The data was derived from the HERA (HERceptin Adjuvant) study, an international phase III study conducted as a collaboration between BIG and Roche. The study, with over 5000 patients enrolled, is still currently assessing the benefits of adjuvant Herceptin treatment in women with HER2 positive early breast cancer. The HERA study’s primary endpoint is disease-free survival (DFS); its secondary endpoint is overall survival (OS) and cardiac safety.
In the study, patients were treated for one year with Herceptin and followed up for four years. In data presented at the Primary Therapy in Early Breast Cancer conference in St. Gallen, Switzerland, women treated with Herceptin had a 25 percent reduction in the risk of their cancer coming back compared to women who did not receive Herceptin, and after four years of medical observation on average, almost 90 percent of the Herceptin-treated women were still alive. In addition to the significant treatment benefit, this analysis confirmed the long-term safety profile of Herceptin, with good cardiac safety and tolerability maintained throughout the four-year follow-up period.
“These data are extremely important for the treatment of breast cancer,” commented Martine Piccart, MD, PhD, lead investigator of the HERA study and chair of BIG. “HERA is the first of the four large Herceptin studies in early HER2-positive breast cancer to substantiate the long-term benefit derived from one year of treatment.”

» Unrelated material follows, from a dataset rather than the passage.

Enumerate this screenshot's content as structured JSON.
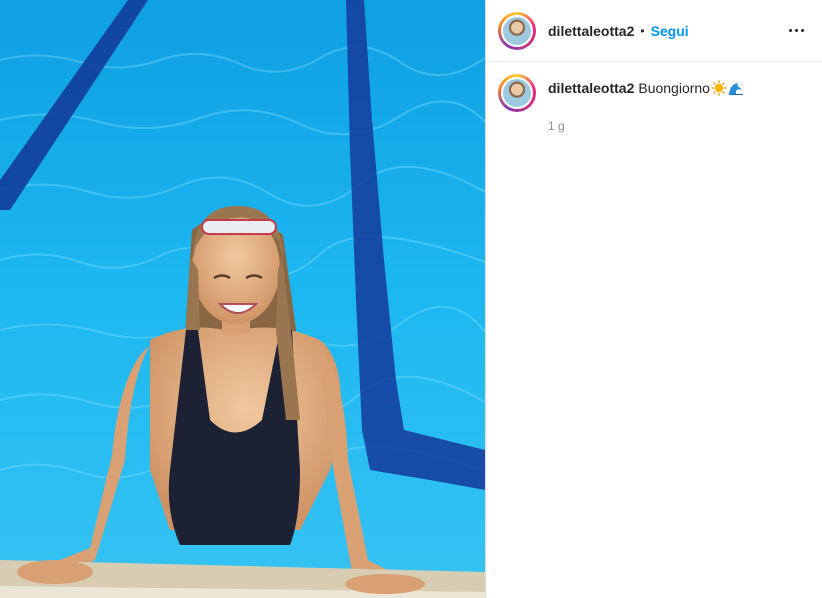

“These important long-term results from the HERA trial reinforce that women with this aggressive type of cancer have the best chance of cure with Herceptin,” said William M. Burns, CEO of Roche’s Pharmaceuticals Division.
Historically, HER2-positive breast cancer has been associated with a poor prognosis, but the first analysis of the HERA trial, released in 2005, established significant benefits in terms of lowering the risk of cancer returning (disease-free survival).